Алина тотчас подумала, что и тот, другой, будет в черно-белой и золотой толпе камер-юнкеров, — взбешенный, нелепый среди мальчишек… Все же настроение ее стало намного лучше при мысли о нем, — морозное утро с розовым небом, лиловым снегом и белым паром, валившем от лошадей, — все это показалось праздничным и каким-то особенно, по-новогоднему чистым, точно могла начаться новая, куда как более светлая, полная надежд жизнь. Надежд?

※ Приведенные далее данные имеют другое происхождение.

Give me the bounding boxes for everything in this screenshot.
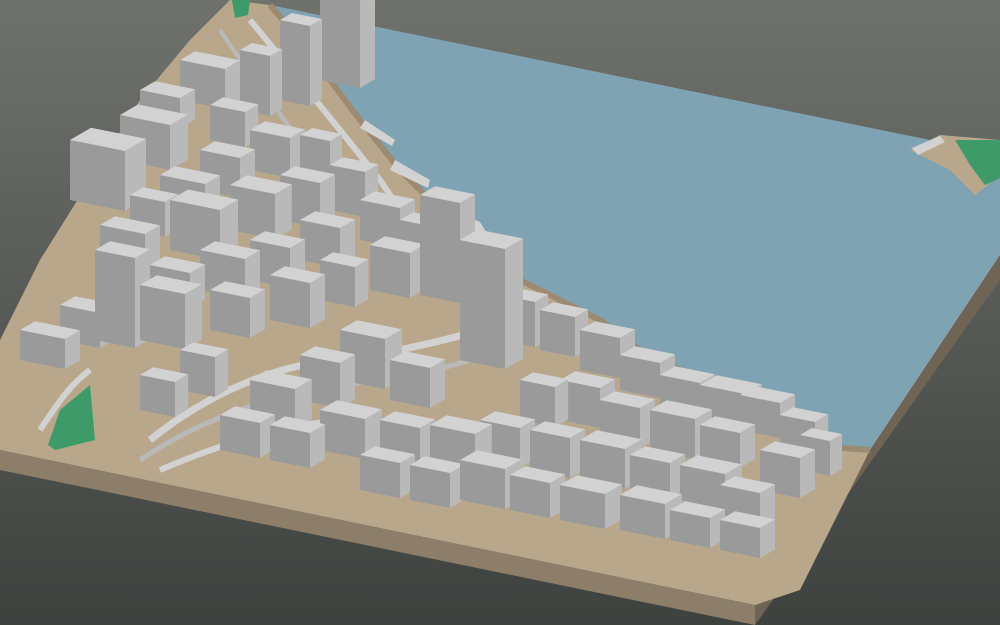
building-29 xyxy=(270,266,325,328)
building-38-front xyxy=(580,330,620,378)
building-62-side xyxy=(830,434,842,476)
building-41-side xyxy=(215,349,229,397)
building-53 xyxy=(220,406,275,458)
building-68 xyxy=(410,456,465,508)
building-37 xyxy=(460,229,523,369)
building-35-front xyxy=(540,310,575,357)
building-30 xyxy=(210,281,265,338)
building-75 xyxy=(720,511,775,558)
building-42 xyxy=(390,351,445,408)
building-33-side xyxy=(185,284,202,349)
city-model-canvas[interactable] xyxy=(0,0,1000,625)
building-11-front xyxy=(70,140,125,211)
building-1-side xyxy=(360,0,375,88)
building-37-front xyxy=(460,240,505,369)
building-3-front xyxy=(280,20,310,106)
building-27 xyxy=(320,252,369,307)
building-70 xyxy=(510,466,565,518)
building-4-side xyxy=(270,49,282,116)
building-24-front xyxy=(370,245,410,298)
building-37-side xyxy=(505,238,523,369)
building-33 xyxy=(140,275,202,349)
building-1 xyxy=(320,0,375,88)
building-49-side xyxy=(555,379,569,427)
building-30-front xyxy=(210,290,250,338)
building-27-side xyxy=(355,259,369,307)
building-29-side xyxy=(310,274,325,328)
building-6-front xyxy=(210,105,245,147)
building-45 xyxy=(140,367,189,417)
city-model-viewport[interactable] xyxy=(0,0,1000,625)
building-13-front xyxy=(330,165,365,217)
building-56 xyxy=(270,416,325,468)
building-42-front xyxy=(390,360,430,408)
building-24 xyxy=(370,236,425,298)
building-1-front xyxy=(320,0,360,88)
building-16 xyxy=(230,175,292,239)
building-32-front xyxy=(95,250,135,348)
building-33-front xyxy=(140,285,185,349)
building-74 xyxy=(670,501,725,548)
building-29-front xyxy=(270,275,310,328)
building-3-side xyxy=(310,19,322,106)
building-43-side xyxy=(340,354,355,408)
building-8-front xyxy=(250,130,290,178)
building-27-front xyxy=(320,260,355,307)
building-72 xyxy=(560,475,622,529)
building-66 xyxy=(360,446,415,498)
building-25-front xyxy=(420,195,460,303)
building-3 xyxy=(280,13,322,106)
building-45-front xyxy=(140,375,175,417)
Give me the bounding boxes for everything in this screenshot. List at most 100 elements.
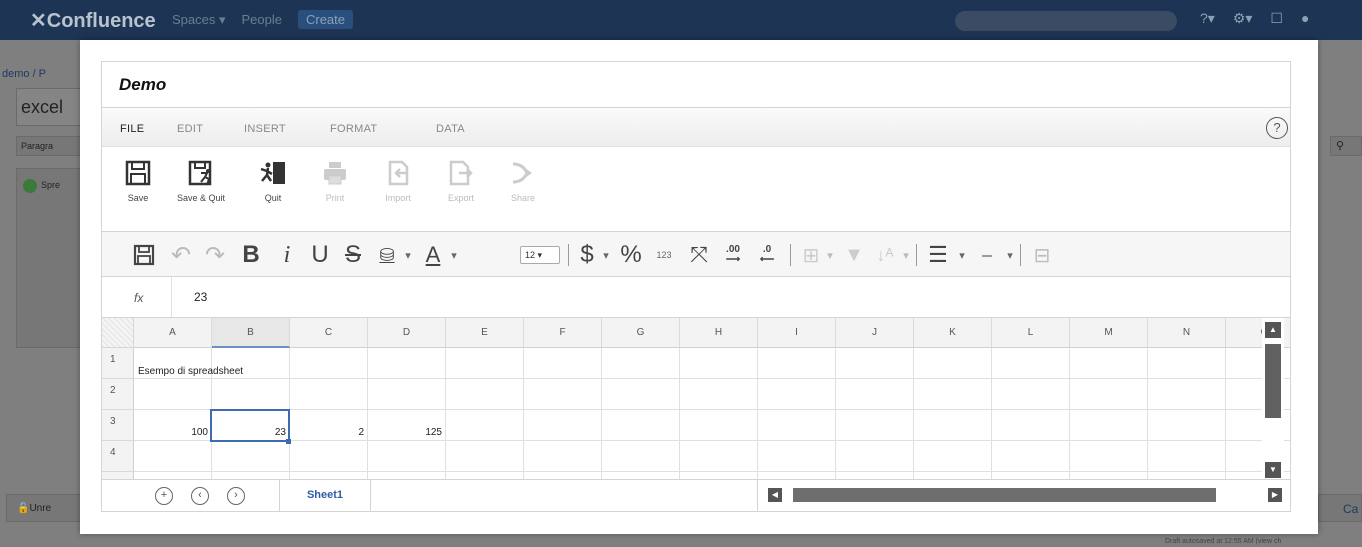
vertical-scrollbar[interactable]: ▲ ▼ — [1262, 318, 1284, 479]
number-format-button[interactable]: 123 — [652, 239, 676, 271]
tab-file[interactable]: FILE — [120, 123, 144, 135]
percent-button[interactable]: % — [616, 239, 646, 271]
quick-save-button[interactable] — [130, 239, 158, 271]
column-header[interactable]: I — [758, 318, 836, 348]
tab-data[interactable]: DATA — [436, 123, 465, 135]
currency-dropdown[interactable]: ▾ — [600, 239, 612, 271]
row-header[interactable]: 4 — [102, 441, 134, 472]
vertical-align-icon[interactable]: ⎯ — [972, 239, 1002, 271]
tab-insert[interactable]: INSERT — [244, 123, 286, 135]
help-menu-icon[interactable]: ?▾ — [1200, 10, 1215, 27]
tab-format[interactable]: FORMAT — [330, 123, 377, 135]
column-header[interactable]: J — [836, 318, 914, 348]
breadcrumb[interactable]: demo / P — [2, 68, 46, 80]
row-header[interactable]: 2 — [102, 379, 134, 410]
row-header[interactable]: 1 — [102, 348, 134, 379]
cell-d3[interactable]: 125 — [368, 427, 442, 438]
scroll-right-icon[interactable]: ▶ — [1268, 488, 1282, 502]
vertical-align-dropdown[interactable]: ▾ — [1004, 239, 1016, 271]
grid-line — [1225, 348, 1226, 479]
quit-button[interactable]: Quit — [241, 159, 305, 203]
merge-cells-icon[interactable]: ⊟ — [1028, 239, 1056, 271]
page-title-input[interactable]: excel — [16, 88, 86, 126]
clear-format-icon[interactable]: ⤧ — [686, 239, 712, 271]
save-quit-button[interactable]: Save & Quit — [169, 159, 233, 203]
borders-icon[interactable]: ⊞ — [798, 239, 824, 271]
filter-icon[interactable]: ▼ — [842, 239, 866, 271]
font-size-select[interactable]: 12 ▾ — [520, 246, 560, 264]
horizontal-scroll-thumb[interactable] — [793, 488, 1216, 502]
nav-spaces[interactable]: Spaces ▾ — [172, 12, 226, 29]
undo-icon[interactable]: ↶ — [168, 239, 194, 271]
prev-sheet-icon[interactable]: ‹ — [191, 487, 209, 505]
sort-dropdown[interactable]: ▾ — [900, 239, 912, 271]
underline-button[interactable]: U — [308, 239, 332, 271]
column-header[interactable]: E — [446, 318, 524, 348]
currency-button[interactable]: $ — [576, 239, 598, 271]
next-sheet-icon[interactable]: › — [227, 487, 245, 505]
column-header[interactable]: N — [1148, 318, 1226, 348]
horizontal-scrollbar[interactable]: ◀ ▶ — [757, 480, 1292, 511]
help-button[interactable]: ? — [1266, 117, 1288, 139]
column-header[interactable]: H — [680, 318, 758, 348]
row-header[interactable] — [102, 472, 134, 479]
font-color-button[interactable]: A — [420, 239, 446, 271]
increase-decimal-button[interactable]: .00 ⟶ — [720, 239, 746, 271]
paragraph-dropdown[interactable]: Paragra — [16, 136, 86, 156]
quit-icon — [260, 162, 285, 184]
export-button[interactable]: Export — [429, 159, 493, 203]
header-icons: ?▾ ⚙▾ ☐ ● — [1200, 10, 1309, 27]
scroll-down-icon[interactable]: ▼ — [1265, 462, 1281, 478]
column-header[interactable]: C — [290, 318, 368, 348]
user-avatar-icon[interactable]: ● — [1301, 10, 1309, 27]
column-header[interactable]: M — [1070, 318, 1148, 348]
search-input[interactable] — [955, 11, 1177, 31]
row-header[interactable]: 3 — [102, 410, 134, 441]
column-header[interactable]: B — [212, 318, 290, 348]
save-button[interactable]: Save — [106, 159, 170, 203]
align-dropdown[interactable]: ▾ — [956, 239, 968, 271]
nav-people[interactable]: People — [242, 12, 282, 29]
fill-color-dropdown[interactable]: ▾ — [402, 239, 414, 271]
find-icon[interactable]: ⚲ — [1330, 136, 1362, 156]
cell-a3[interactable]: 100 — [134, 427, 208, 438]
tab-edit[interactable]: EDIT — [177, 123, 203, 135]
confluence-logo[interactable]: ✕Confluence — [30, 8, 156, 33]
font-color-dropdown[interactable]: ▾ — [448, 239, 460, 271]
import-button[interactable]: Import — [366, 159, 430, 203]
cell-a1[interactable]: Esempo di spreadsheet — [138, 366, 243, 377]
column-header[interactable]: L — [992, 318, 1070, 348]
sheet-tab-sheet1[interactable]: Sheet1 — [279, 480, 371, 511]
add-sheet-icon[interactable]: + — [155, 487, 173, 505]
strikethrough-button[interactable]: S — [340, 239, 366, 271]
share-button[interactable]: Share — [491, 159, 555, 203]
decrease-decimal-button[interactable]: .0 ⟵ — [754, 239, 780, 271]
notifications-icon[interactable]: ☐ — [1270, 10, 1283, 27]
formula-input[interactable]: 23 — [194, 290, 207, 304]
column-header[interactable]: K — [914, 318, 992, 348]
fill-handle[interactable] — [286, 439, 291, 444]
column-header[interactable]: G — [602, 318, 680, 348]
align-left-icon[interactable]: ☰ — [924, 239, 952, 271]
editor-area[interactable]: Spre — [16, 168, 86, 348]
italic-button[interactable]: i — [276, 239, 298, 271]
draft-status: Draft autosaved at 12:55 AM (view ch — [1165, 538, 1282, 545]
column-header[interactable]: D — [368, 318, 446, 348]
fill-color-icon[interactable]: ⛁ — [374, 239, 400, 271]
sort-icon[interactable]: ↓ᴬ — [872, 239, 898, 271]
unrestricted-button[interactable]: 🔓Unre — [6, 494, 86, 522]
select-all-corner[interactable] — [102, 318, 134, 348]
scroll-left-icon[interactable]: ◀ — [768, 488, 782, 502]
bold-button[interactable]: B — [238, 239, 264, 271]
print-button[interactable]: Print — [303, 159, 367, 203]
column-header[interactable]: F — [524, 318, 602, 348]
column-header[interactable]: A — [134, 318, 212, 348]
redo-icon[interactable]: ↷ — [202, 239, 228, 271]
borders-dropdown[interactable]: ▾ — [824, 239, 836, 271]
vertical-scroll-thumb[interactable] — [1265, 344, 1281, 418]
create-button[interactable]: Create — [297, 10, 354, 29]
cancel-button[interactable]: Ca — [1318, 494, 1362, 522]
cell-c3[interactable]: 2 — [290, 427, 364, 438]
scroll-up-icon[interactable]: ▲ — [1265, 322, 1281, 338]
settings-gear-icon[interactable]: ⚙▾ — [1233, 10, 1253, 27]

Но разве любовь не есть всегда надежда на счастье, — и всегда, всегда ослепленье, всегда забвенье о том, как все это мимолетно, неверно и противно обыденности, которая одна и есть основа земной этой жизни…
— Ты уверуешь в бога когда-нибудь так, что я стану тебя бояться! — сказала вчера Жюли.
— Меня? Бояться?!
— Конечно! Ты так отдаешься порывам чувств, что однажды устанешь разуверяться, измучаешься и найдешь покой только в вере. Но что делать мне, бедной, которая так любит земную жизнь? Я для тебя стану пошлая грешница, — но может быть, ты окажешься и права… А жаль, что я не смогу быть совершенно искренней в нашей церкви… Между прочим, твой Пушкин верует! Он как-то сказал мне, что не верить в бога — это все равно, что уподобляться народам, которые полагают, будто мир покоится на носороге. А ведь в молодости его сослали как раз за неверье!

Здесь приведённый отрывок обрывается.